Ein hochgeklapptes Bettgitter, aggressives Anschnauzen, keine Hilfe auf der Toilette: Konflikte und Gewalt in der Pflege sind häufig ein Zeichen von Überforderung. Vier von fünf Pflegebedürftigen in Deutschland werden laut Statistischem Bundesamt zu Hause versorgt, meist von pflegenden Angehörigen. Diese sind nicht selten überlastet. In Kassel etwa wurde gerade ein 71-Jähriger zu vier Jahren Haft verurteilt, weil er aus Überforderung seine schwer kranke pflegebedürftige Ehefrau mit einem Kissen erstickt hat.

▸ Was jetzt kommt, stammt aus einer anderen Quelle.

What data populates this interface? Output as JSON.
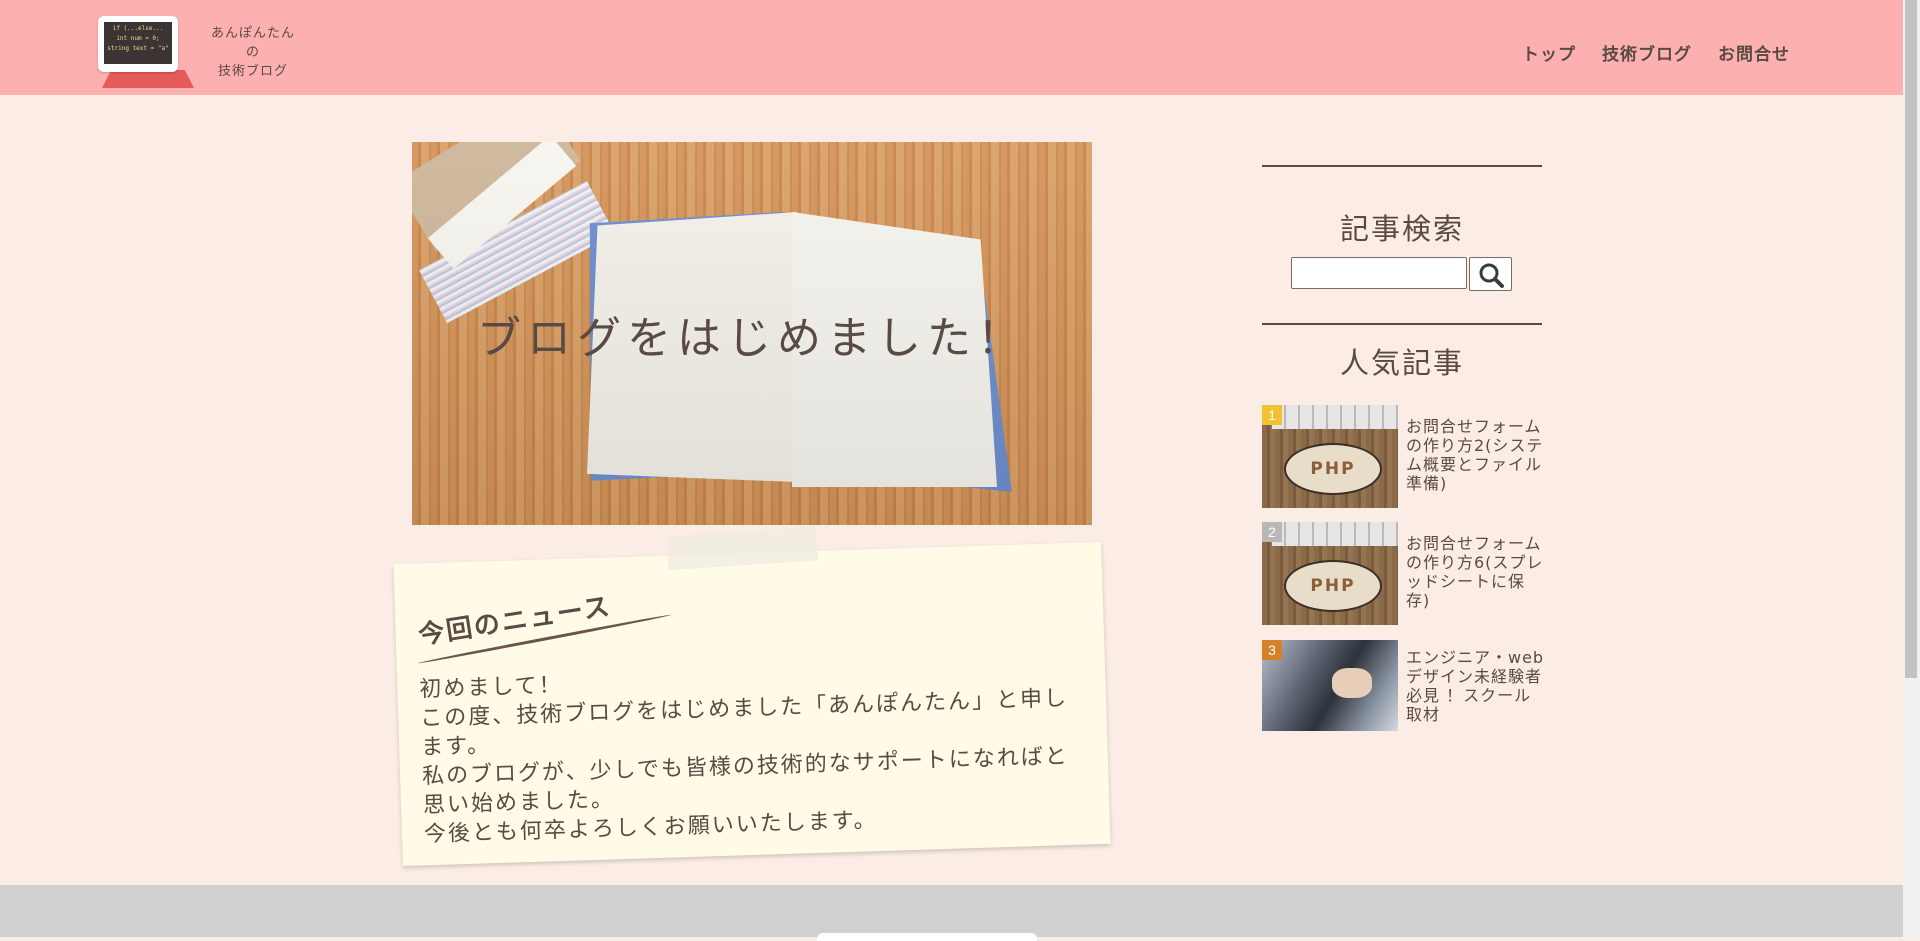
{
  "header": {
    "logo_screen_lines": [
      "if (...else...",
      "int num = 0;",
      "string text = \"a\""
    ],
    "site_name_lines": [
      "あんぽんたん",
      "の",
      "技術ブログ"
    ],
    "nav": [
      "トップ",
      "技術ブログ",
      "お問合せ"
    ]
  },
  "hero": {
    "title": "ブログをはじめました！"
  },
  "news": {
    "title": "今回のニュース",
    "lines": [
      "初めまして！",
      "この度、技術ブログをはじめました「あんぽんたん」と申します。",
      "私のブログが、少しでも皆様の技術的なサポートになればと思い始めました。",
      "今後とも何卒よろしくお願いいたします。"
    ]
  },
  "sidebar": {
    "search_heading": "記事検索",
    "search_value": "",
    "popular_heading": "人気記事",
    "popular": [
      {
        "rank": "1",
        "title": "お問合せフォームの作り方2(システム概要とファイル準備)",
        "thumb_text": "PHP",
        "rank_color": "#f2c230"
      },
      {
        "rank": "2",
        "title": "お問合せフォームの作り方6(スプレッドシートに保存)",
        "thumb_text": "PHP",
        "rank_color": "#b8b8b8"
      },
      {
        "rank": "3",
        "title": "エンジニア・webデザイン未経験者必見 ！スクール取材",
        "thumb_text": "",
        "rank_color": "#d2832a"
      }
    ]
  },
  "colors": {
    "header_bg": "#fcb0b0",
    "page_bg": "#fbece5",
    "note_bg": "#fffbe6",
    "text": "#5a4a44",
    "footer_bg": "#d0d0d0"
  }
}
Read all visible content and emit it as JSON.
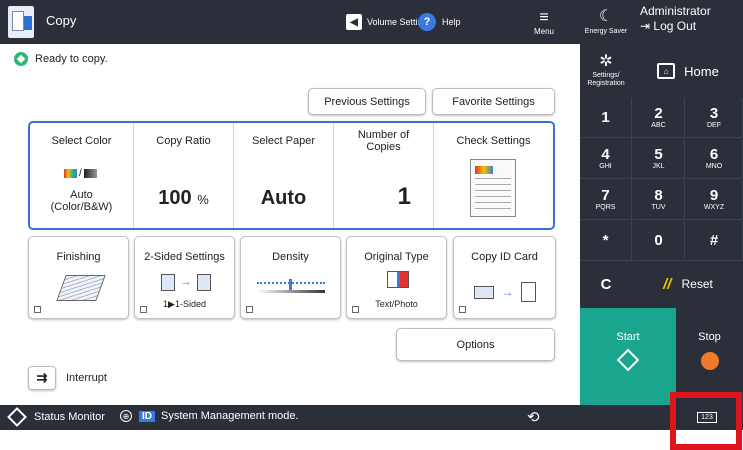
{
  "header": {
    "app_title": "Copy",
    "volume_label": "Volume Settings",
    "help_label": "Help",
    "menu_label": "Menu"
  },
  "right_panel": {
    "energy_saver_label": "Energy Saver",
    "user_name": "Administrator",
    "logout_label": "Log Out",
    "settings_label_line1": "Settings/",
    "settings_label_line2": "Registration",
    "home_label": "Home",
    "keys": [
      {
        "num": "1",
        "sub": ""
      },
      {
        "num": "2",
        "sub": "ABC"
      },
      {
        "num": "3",
        "sub": "DEF"
      },
      {
        "num": "4",
        "sub": "GHI"
      },
      {
        "num": "5",
        "sub": "JKL"
      },
      {
        "num": "6",
        "sub": "MNO"
      },
      {
        "num": "7",
        "sub": "PQRS"
      },
      {
        "num": "8",
        "sub": "TUV"
      },
      {
        "num": "9",
        "sub": "WXYZ"
      },
      {
        "num": "*",
        "sub": ""
      },
      {
        "num": "0",
        "sub": ""
      },
      {
        "num": "#",
        "sub": ""
      }
    ],
    "clear_label": "C",
    "reset_label": "Reset",
    "start_label": "Start",
    "stop_label": "Stop"
  },
  "status": {
    "message": "Ready to copy."
  },
  "actions": {
    "previous_settings": "Previous Settings",
    "favorite_settings": "Favorite Settings",
    "options": "Options",
    "interrupt": "Interrupt"
  },
  "main_settings": {
    "select_color": {
      "title": "Select Color",
      "value_line1": "Auto",
      "value_line2": "(Color/B&W)"
    },
    "copy_ratio": {
      "title": "Copy Ratio",
      "value": "100",
      "unit": "%"
    },
    "select_paper": {
      "title": "Select Paper",
      "value": "Auto"
    },
    "copies": {
      "title_line1": "Number of",
      "title_line2": "Copies",
      "value": "1"
    },
    "check_settings": {
      "title": "Check Settings"
    }
  },
  "functions": {
    "finishing": {
      "title": "Finishing"
    },
    "two_sided": {
      "title": "2-Sided Settings",
      "value": "1▶1-Sided"
    },
    "density": {
      "title": "Density"
    },
    "original_type": {
      "title": "Original Type",
      "value": "Text/Photo"
    },
    "copy_id_card": {
      "title": "Copy ID Card"
    }
  },
  "bottom_bar": {
    "status_monitor": "Status Monitor",
    "id_badge": "ID",
    "mode_text": "System Management mode."
  },
  "colors": {
    "dark_bar": "#2b2f3a",
    "accent_blue": "#3b71d0",
    "start_green": "#1aa58f",
    "stop_orange": "#f07a2a",
    "highlight_red": "#e0141c"
  }
}
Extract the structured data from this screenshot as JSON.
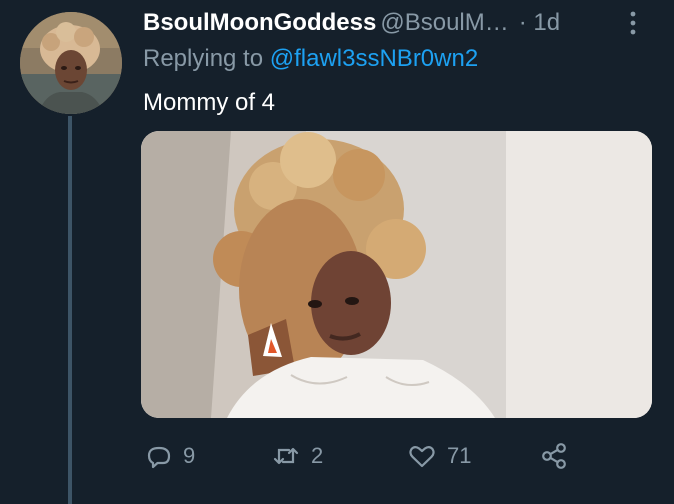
{
  "tweet": {
    "display_name": "BsoulMoonGoddess",
    "handle": "@BsoulM…",
    "separator": "·",
    "time": "1d",
    "reply_prefix": "Replying to",
    "reply_mention": "@flawl3ssNBr0wn2",
    "text": "Mommy of 4"
  },
  "actions": {
    "reply_count": "9",
    "retweet_count": "2",
    "like_count": "71"
  },
  "icons": {
    "more": "more-vertical-icon",
    "reply": "comment-icon",
    "retweet": "retweet-icon",
    "like": "heart-icon",
    "share": "share-icon"
  },
  "colors": {
    "background": "#15202b",
    "primary_text": "#ffffff",
    "secondary_text": "#8899a6",
    "link": "#1da1f2",
    "thread_line": "#3d5466"
  }
}
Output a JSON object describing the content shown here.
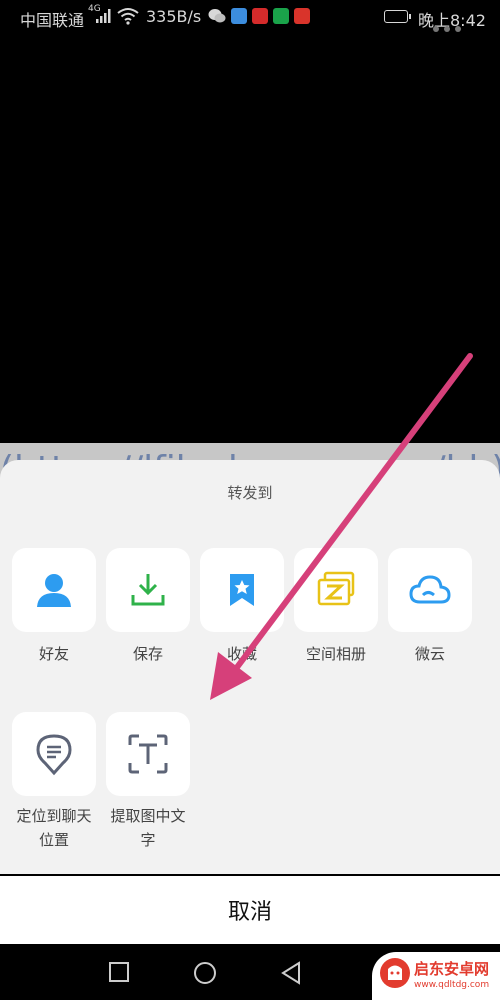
{
  "status_bar": {
    "carrier": "中国联通",
    "network": "4G",
    "speed": "335B/s",
    "time": "晚上8:42",
    "app_icon_colors": [
      "#3c8dde",
      "#d52b2b",
      "#1aa34a",
      "#d9342b"
    ]
  },
  "background": {
    "url_text": "(https://lfik.clear-sz.com/hb)"
  },
  "share_sheet": {
    "title": "转发到",
    "row1": [
      {
        "label": "好友",
        "icon": "person-icon"
      },
      {
        "label": "保存",
        "icon": "download-icon"
      },
      {
        "label": "收藏",
        "icon": "bookmark-star-icon"
      },
      {
        "label": "空间相册",
        "icon": "album-icon"
      },
      {
        "label": "微云",
        "icon": "cloud-icon"
      }
    ],
    "row2": [
      {
        "label_line1": "定位到聊天",
        "label_line2": "位置",
        "icon": "location-chat-icon"
      },
      {
        "label_line1": "提取图中文",
        "label_line2": "字",
        "icon": "text-scan-icon"
      }
    ],
    "cancel_label": "取消"
  },
  "nav_bar": {
    "buttons": [
      "recent-apps",
      "home",
      "back"
    ]
  },
  "watermark": {
    "title": "启东安卓网",
    "url": "www.qdltdg.com"
  },
  "colors": {
    "accent_blue": "#2d9cf0",
    "accent_green": "#2fb24a",
    "accent_yellow": "#e8c217",
    "arrow_pink": "#d6407a"
  }
}
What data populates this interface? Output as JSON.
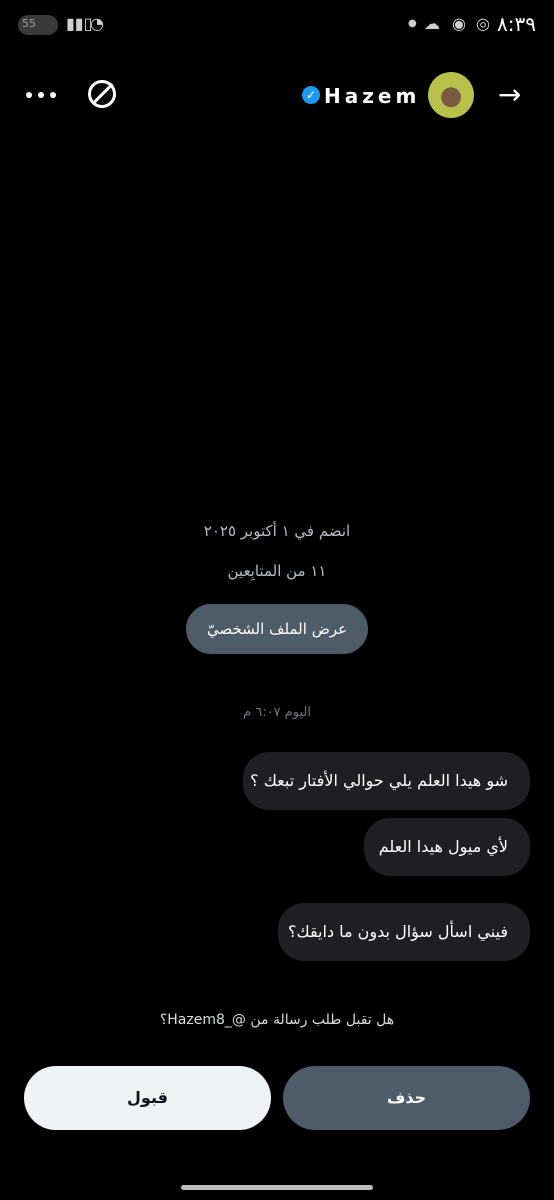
{
  "status_bar": {
    "time": "٨:٣٩",
    "battery": "55",
    "icons": [
      "notification-dot-icon",
      "cloud-icon",
      "snapchat-icon",
      "whatsapp-icon",
      "wifi-icon",
      "signal-icon"
    ]
  },
  "header": {
    "name": "Hazem",
    "verified": true,
    "more_icon": "more-icon",
    "block_icon": "block-icon",
    "back_icon": "arrow-right-icon"
  },
  "profile": {
    "joined": "انضم في ١ أكتوبر ٢٠٢٥",
    "followers": "١١ من المتابِعين",
    "view_profile_label": "عرض الملف الشخصيّ"
  },
  "conversation": {
    "timestamp": "اليوم ٦:٠٧ م",
    "messages": [
      "شو هيدا العلم يلي حوالي الأفتار تبعك ؟",
      "لأي ميول هيدا العلم",
      "فيني اسأل سؤال بدون ما دايقك؟"
    ]
  },
  "request": {
    "question": "هل تقبل طلب رسالة من @_Hazem8؟",
    "accept_label": "قبول",
    "delete_label": "حذف"
  },
  "colors": {
    "background": "#000000",
    "bubble": "#1f1f21",
    "primary_button": "#4d5c68",
    "accept_button": "#eff3f4",
    "verified": "#1d9bf0"
  }
}
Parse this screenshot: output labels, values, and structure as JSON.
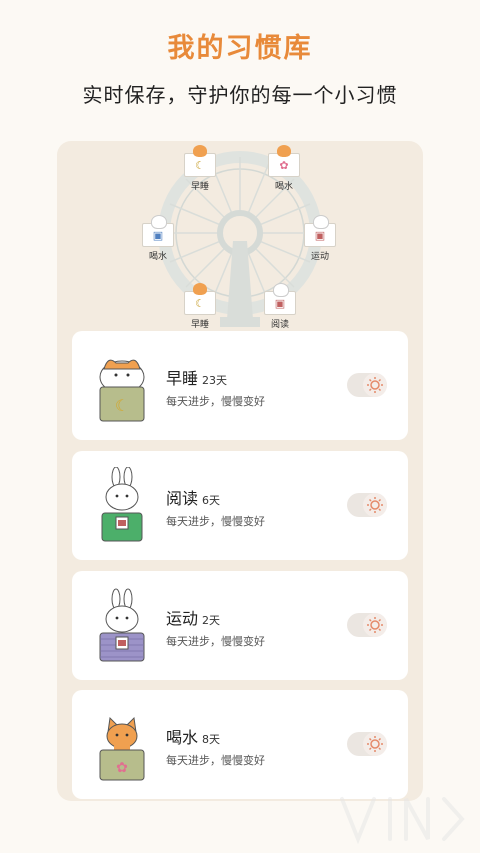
{
  "header": {
    "title": "我的习惯库",
    "subtitle": "实时保存，守护你的每一个小习惯"
  },
  "wheel": {
    "cabins": [
      {
        "label": "早睡",
        "icon": "moon-icon",
        "animal": "cat-icon",
        "color": "#f0a050"
      },
      {
        "label": "喝水",
        "icon": "flower-icon",
        "animal": "cat-icon",
        "color": "#f0a050"
      },
      {
        "label": "运动",
        "icon": "badge-icon",
        "animal": "rabbit-icon",
        "color": "#f4e8e8"
      },
      {
        "label": "阅读",
        "icon": "badge-icon",
        "animal": "rabbit-icon",
        "color": "#f4e8e8"
      },
      {
        "label": "早睡",
        "icon": "moon-icon",
        "animal": "cat-icon",
        "color": "#f0a050"
      },
      {
        "label": "喝水",
        "icon": "badge-icon",
        "animal": "rabbit-icon",
        "color": "#f4e8e8"
      }
    ]
  },
  "habits": [
    {
      "name": "早睡",
      "days": "23天",
      "desc": "每天进步，慢慢变好",
      "animal": "cat-icon",
      "pot_color": "#b7bd8c",
      "pot_icon": "moon-icon"
    },
    {
      "name": "阅读",
      "days": "6天",
      "desc": "每天进步，慢慢变好",
      "animal": "rabbit-icon",
      "pot_color": "#4caf6a",
      "pot_icon": "badge-icon"
    },
    {
      "name": "运动",
      "days": "2天",
      "desc": "每天进步，慢慢变好",
      "animal": "rabbit-icon",
      "pot_color": "#9c93c8",
      "pot_icon": "badge-icon"
    },
    {
      "name": "喝水",
      "days": "8天",
      "desc": "每天进步，慢慢变好",
      "animal": "cat-icon",
      "pot_color": "#b7bd8c",
      "pot_icon": "flower-icon"
    }
  ],
  "colors": {
    "accent": "#e88a3a",
    "panel": "#f3ebe0",
    "toggle_icon": "#e58a6a"
  }
}
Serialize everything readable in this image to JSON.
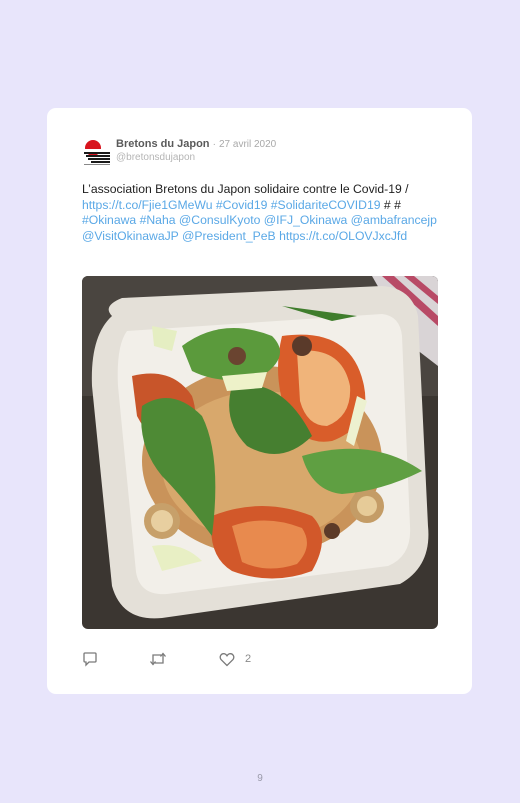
{
  "tweet": {
    "author_name": "Bretons du Japon",
    "separator": "·",
    "date": "27 avril 2020",
    "handle": "@bretonsdujapon",
    "text_segments": [
      {
        "t": "L’association Bretons du Japon solidaire contre le Covid-19 / ",
        "link": false
      },
      {
        "t": "https://t.co/Fjie1GMeWu",
        "link": true
      },
      {
        "t": " ",
        "link": false
      },
      {
        "t": "#Covid19",
        "link": true
      },
      {
        "t": " ",
        "link": false
      },
      {
        "t": "#SolidariteCOVID19",
        "link": true
      },
      {
        "t": " # # ",
        "link": false
      },
      {
        "t": "#Okinawa",
        "link": true
      },
      {
        "t": " ",
        "link": false
      },
      {
        "t": "#Naha",
        "link": true
      },
      {
        "t": " ",
        "link": false
      },
      {
        "t": "@ConsulKyoto",
        "link": true
      },
      {
        "t": " ",
        "link": false
      },
      {
        "t": "@IFJ_Okinawa",
        "link": true
      },
      {
        "t": " ",
        "link": false
      },
      {
        "t": "@ambafrancejp",
        "link": true
      },
      {
        "t": " ",
        "link": false
      },
      {
        "t": "@VisitOkinawaJP",
        "link": true
      },
      {
        "t": " ",
        "link": false
      },
      {
        "t": "@President_PeB",
        "link": true
      },
      {
        "t": " ",
        "link": false
      },
      {
        "t": "https://t.co/OLOVJxcJfd",
        "link": true
      }
    ],
    "like_count": "2"
  },
  "icons": {
    "reply": "reply-icon",
    "retweet": "retweet-icon",
    "like": "heart-icon",
    "avatar": "avatar-logo"
  },
  "colors": {
    "background": "#e8e5fb",
    "link": "#5aa8e6",
    "card": "#ffffff"
  },
  "page_number": "9"
}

Kassel/Frankfurt - „Die Belastung für pflegende Angehörige kann generell sehr hoch werden und dann auch zu solchen Situationen führen“, sagte Ludwig Frölich, Vorstandsvorsitzender des Arbeiter-Samariter-Bundes (ASB) Hessen. „Es muss etwa passieren“, fordert er.

Die Zahl pflegebedürftiger Menschen wird laut jüngstem Barmer-Pflegereport in den kommenden Jahren rasant steigen. Sind demnach derzeit 4,5 Millionen Menschen in Deutschland pflegebedürftig, werden es im Jahr 2030 bereits rund sechs Millionen Menschen sein. „Es wird verkannt, was auf die Gesellschaft zukommt“, betont Frölich.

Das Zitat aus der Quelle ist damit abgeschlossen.